1. I’m here for you.
Just offering to be there for someone with depression is a huge boon to someone who often feels trapped in a cycle of self-loathing and in turn feels unworthy of reaching out to people around them. They often worry about being a burden or nuisance to others, since they have some keen awareness of how infectious their mood can be for others nearby. When you decide to let them know you will be there for them, regardless of their fears of judgment or wasting your time or making them uncomfortable, they can feel less alone and feel less social pressure. You don’t even have to necessarily say anything to them while with them. This can help put a crack in the cycle of negative self-worth and have them realize people still care regardless of a sad outward presentation.
2. What can I do to help?
Depressed people may not necessarily be in a state of mind to know or say what will help them, but just hearing the willingness and openness of someone to do so can help lift their spirits. Even if they say nothing needs to be done, they have heard you. They can sense that you care, and that can reassure them when caught in guilt-ridden thinking. And if they do ask for something, you’re in a great position to help out. Even just being there to listen to their worries can help.
3. I like XYZ about you.
Low self-esteem becomes a self-fulfilling prophecy with depression, as it leads to feelings of being out of sync with everyone else, and feeling misunderstood. They often tend to beat themselves up with bad thoughts about themselves. Hearing positive reinforcement about themselves can help soften their self-berating tendencies and help reality-test their thoughts. The point is not to be treacly or fake with your praise; but to say honest reasons why you enjoy that person’s company or love them. Oftentimes their mood skews their perception of their lovability.
4. Yeah that is shi**y.
Some negative outlook during depression is not necessarily skewed or delusional. Some issues can be magnified or the person can become more sensitive to a bad event, but there is often valid reality to what is getting them down and real stressors happening. It’s important to acknowledge those concerns when brought up, so a person doesn’t feel they aren’t being heard and misunderstood/ignored and forced to be artificially happy. If they don’t feel alone in seeing a problem, they feel there is potential to move forward.
5. There are ways to get through this difficult time.
If you notice someone falling into a serious depression and not improving despite offering your finest support, the best thing you can do is to guide them to professional help. Taking that step can feel scary for most people, but if you are there to say it’s OK and accompany them in the process, that can make the difference between someone falling through the cracks or not. Feel free to reach out to mental health resources online or telephone hotlines as needed, to people you know who are mental health providers, or look up NAMI. Help people make appointments with therapists and/or help them consider adjunct medication carefully. Take someone to an emergency room if you are really worried about someone’s safety. Negotiating the fragmented mental health system can be tricky at times, so your advocacy can really matter to someone who can’t fight for themselves.

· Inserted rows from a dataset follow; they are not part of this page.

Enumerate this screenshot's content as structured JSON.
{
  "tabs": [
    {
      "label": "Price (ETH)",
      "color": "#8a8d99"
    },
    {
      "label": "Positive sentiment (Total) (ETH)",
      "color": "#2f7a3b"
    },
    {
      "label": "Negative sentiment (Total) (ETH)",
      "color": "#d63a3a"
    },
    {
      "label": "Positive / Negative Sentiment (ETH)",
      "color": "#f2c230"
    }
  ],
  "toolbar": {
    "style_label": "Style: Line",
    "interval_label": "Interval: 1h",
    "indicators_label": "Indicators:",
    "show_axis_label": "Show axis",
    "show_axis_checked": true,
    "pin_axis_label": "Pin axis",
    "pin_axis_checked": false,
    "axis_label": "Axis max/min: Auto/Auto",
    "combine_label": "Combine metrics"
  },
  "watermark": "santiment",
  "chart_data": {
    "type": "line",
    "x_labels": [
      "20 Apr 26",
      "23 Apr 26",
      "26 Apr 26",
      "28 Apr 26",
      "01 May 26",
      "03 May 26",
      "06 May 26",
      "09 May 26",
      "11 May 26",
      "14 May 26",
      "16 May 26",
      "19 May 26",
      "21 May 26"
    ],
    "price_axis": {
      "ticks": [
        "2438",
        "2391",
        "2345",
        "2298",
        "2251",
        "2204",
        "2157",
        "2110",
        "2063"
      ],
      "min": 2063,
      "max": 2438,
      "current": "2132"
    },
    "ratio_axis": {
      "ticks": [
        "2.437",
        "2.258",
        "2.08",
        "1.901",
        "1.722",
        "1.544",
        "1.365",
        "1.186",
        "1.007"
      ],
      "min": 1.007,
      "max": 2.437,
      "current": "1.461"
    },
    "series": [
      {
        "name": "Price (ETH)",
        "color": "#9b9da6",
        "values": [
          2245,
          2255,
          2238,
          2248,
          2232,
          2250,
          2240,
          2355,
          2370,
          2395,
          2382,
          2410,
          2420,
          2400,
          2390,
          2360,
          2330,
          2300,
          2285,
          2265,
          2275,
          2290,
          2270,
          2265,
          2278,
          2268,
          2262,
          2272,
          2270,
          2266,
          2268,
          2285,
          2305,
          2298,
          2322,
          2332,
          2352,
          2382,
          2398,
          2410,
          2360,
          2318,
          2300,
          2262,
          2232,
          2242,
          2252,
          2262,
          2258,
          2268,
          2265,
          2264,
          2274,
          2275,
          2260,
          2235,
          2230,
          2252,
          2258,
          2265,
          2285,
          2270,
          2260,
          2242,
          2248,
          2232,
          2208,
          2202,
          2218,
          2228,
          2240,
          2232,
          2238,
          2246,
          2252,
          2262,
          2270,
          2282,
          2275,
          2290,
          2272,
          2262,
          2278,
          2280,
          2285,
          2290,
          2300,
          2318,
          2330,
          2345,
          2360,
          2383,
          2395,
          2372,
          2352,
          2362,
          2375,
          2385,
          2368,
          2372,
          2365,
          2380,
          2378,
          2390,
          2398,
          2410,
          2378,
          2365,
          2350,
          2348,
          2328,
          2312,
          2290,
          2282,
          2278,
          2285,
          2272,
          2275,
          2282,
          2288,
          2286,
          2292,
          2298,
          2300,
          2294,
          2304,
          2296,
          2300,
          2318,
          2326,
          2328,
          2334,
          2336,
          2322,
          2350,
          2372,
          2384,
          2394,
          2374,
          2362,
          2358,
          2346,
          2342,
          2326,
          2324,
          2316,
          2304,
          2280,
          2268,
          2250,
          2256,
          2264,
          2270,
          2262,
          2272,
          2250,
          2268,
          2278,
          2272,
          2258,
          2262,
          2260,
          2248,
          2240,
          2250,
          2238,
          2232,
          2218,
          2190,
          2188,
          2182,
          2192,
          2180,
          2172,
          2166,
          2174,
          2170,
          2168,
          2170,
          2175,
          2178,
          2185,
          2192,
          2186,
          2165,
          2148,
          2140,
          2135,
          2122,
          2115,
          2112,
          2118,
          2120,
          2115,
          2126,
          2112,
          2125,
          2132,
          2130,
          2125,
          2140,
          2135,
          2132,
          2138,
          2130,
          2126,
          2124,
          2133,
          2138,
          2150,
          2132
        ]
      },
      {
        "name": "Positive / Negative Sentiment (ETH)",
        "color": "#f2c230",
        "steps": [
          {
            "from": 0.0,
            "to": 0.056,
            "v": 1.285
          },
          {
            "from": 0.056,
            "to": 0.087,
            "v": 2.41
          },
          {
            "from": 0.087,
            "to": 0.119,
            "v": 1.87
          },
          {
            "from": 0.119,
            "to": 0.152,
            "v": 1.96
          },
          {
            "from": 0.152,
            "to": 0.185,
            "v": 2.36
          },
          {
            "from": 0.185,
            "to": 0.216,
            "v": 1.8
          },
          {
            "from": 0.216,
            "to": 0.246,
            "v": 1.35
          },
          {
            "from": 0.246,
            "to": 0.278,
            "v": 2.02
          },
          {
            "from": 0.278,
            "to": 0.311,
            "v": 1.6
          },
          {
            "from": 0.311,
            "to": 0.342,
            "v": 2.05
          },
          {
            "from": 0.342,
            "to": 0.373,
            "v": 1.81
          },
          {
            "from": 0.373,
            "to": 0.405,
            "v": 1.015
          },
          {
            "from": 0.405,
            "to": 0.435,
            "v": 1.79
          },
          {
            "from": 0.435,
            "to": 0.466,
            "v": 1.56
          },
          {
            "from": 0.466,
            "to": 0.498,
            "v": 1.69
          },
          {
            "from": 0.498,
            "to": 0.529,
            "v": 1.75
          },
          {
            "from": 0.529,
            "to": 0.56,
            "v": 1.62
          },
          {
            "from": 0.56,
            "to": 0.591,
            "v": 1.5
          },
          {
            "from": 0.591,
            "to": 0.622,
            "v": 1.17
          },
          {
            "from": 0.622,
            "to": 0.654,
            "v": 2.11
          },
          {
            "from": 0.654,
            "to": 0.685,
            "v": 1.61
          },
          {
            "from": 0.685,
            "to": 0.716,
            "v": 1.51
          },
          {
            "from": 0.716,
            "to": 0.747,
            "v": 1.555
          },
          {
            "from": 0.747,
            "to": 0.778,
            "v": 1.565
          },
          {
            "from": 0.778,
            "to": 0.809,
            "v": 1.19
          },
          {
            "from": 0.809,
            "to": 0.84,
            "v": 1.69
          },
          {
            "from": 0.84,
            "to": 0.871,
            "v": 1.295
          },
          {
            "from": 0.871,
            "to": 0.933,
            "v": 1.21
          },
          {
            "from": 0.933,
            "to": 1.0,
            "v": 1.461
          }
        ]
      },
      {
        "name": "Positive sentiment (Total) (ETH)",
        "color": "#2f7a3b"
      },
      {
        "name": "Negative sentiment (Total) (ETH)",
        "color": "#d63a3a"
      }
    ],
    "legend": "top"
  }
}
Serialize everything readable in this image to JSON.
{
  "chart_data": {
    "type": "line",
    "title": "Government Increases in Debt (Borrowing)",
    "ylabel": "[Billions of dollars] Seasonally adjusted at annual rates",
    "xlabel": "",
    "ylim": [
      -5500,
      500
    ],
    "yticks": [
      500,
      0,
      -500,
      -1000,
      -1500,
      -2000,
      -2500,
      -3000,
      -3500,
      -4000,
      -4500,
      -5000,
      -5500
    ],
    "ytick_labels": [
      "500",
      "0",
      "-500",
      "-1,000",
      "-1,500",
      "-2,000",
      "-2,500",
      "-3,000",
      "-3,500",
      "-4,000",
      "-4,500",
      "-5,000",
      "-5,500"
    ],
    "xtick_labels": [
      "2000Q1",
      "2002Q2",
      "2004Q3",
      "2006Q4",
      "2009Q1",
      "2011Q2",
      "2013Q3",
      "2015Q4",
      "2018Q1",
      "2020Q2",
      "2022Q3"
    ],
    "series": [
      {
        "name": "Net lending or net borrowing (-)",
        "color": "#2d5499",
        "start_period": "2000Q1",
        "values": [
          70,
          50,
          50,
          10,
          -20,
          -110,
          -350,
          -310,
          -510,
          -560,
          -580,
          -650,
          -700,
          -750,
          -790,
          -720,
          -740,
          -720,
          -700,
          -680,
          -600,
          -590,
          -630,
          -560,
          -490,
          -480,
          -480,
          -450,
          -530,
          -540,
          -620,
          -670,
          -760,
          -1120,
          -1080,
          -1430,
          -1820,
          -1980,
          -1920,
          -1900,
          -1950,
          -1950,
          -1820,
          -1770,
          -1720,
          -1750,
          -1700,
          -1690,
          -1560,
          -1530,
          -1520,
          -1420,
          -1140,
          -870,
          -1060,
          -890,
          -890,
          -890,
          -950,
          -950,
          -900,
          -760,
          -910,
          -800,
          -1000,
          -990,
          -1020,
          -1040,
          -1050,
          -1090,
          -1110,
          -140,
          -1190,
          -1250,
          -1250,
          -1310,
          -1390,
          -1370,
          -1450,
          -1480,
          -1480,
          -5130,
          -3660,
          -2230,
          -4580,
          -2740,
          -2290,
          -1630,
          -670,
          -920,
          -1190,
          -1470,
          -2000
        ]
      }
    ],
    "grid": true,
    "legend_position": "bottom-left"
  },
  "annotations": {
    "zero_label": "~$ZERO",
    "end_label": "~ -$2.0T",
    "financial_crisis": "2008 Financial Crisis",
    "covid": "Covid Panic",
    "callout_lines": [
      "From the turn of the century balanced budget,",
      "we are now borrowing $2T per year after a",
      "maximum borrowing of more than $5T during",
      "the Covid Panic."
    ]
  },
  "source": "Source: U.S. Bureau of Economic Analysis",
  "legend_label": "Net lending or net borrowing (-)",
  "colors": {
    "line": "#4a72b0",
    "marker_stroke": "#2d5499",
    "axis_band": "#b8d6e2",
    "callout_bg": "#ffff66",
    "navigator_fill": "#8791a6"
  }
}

6. I’ve been through it too.
Coming from a place of mutual suffering can matter to someone who feels that no one understands them, or feels too ashamed to talk about their situation to anyone they know offhand. More and more stories are being shared in the media, in books and magazines about people of all walks of life who have gone through mental illness and have struggled to survive and improve. The more people talk about the reality of their conditions, the less misinformation will confuse the general public and help reduce ongoing feelings of stigma, loneliness, and social punishment. And the more people can see potential for recovery.
Overall, the goal with helping a loved one or friend with depression is to be caring and supportive, but also realistic and open to their state of mind. Each individual case of depression can be much more complex than I’ve outlined here, especially if complicated personality traits or problematic behaviors or substance abuse issues are mixed into the equation. But in general, the principle holds—to accept a depressed person without expectations of quick change or judgment, and to let them know they are loved and not alone in the struggle they face. Your caring can make a real difference.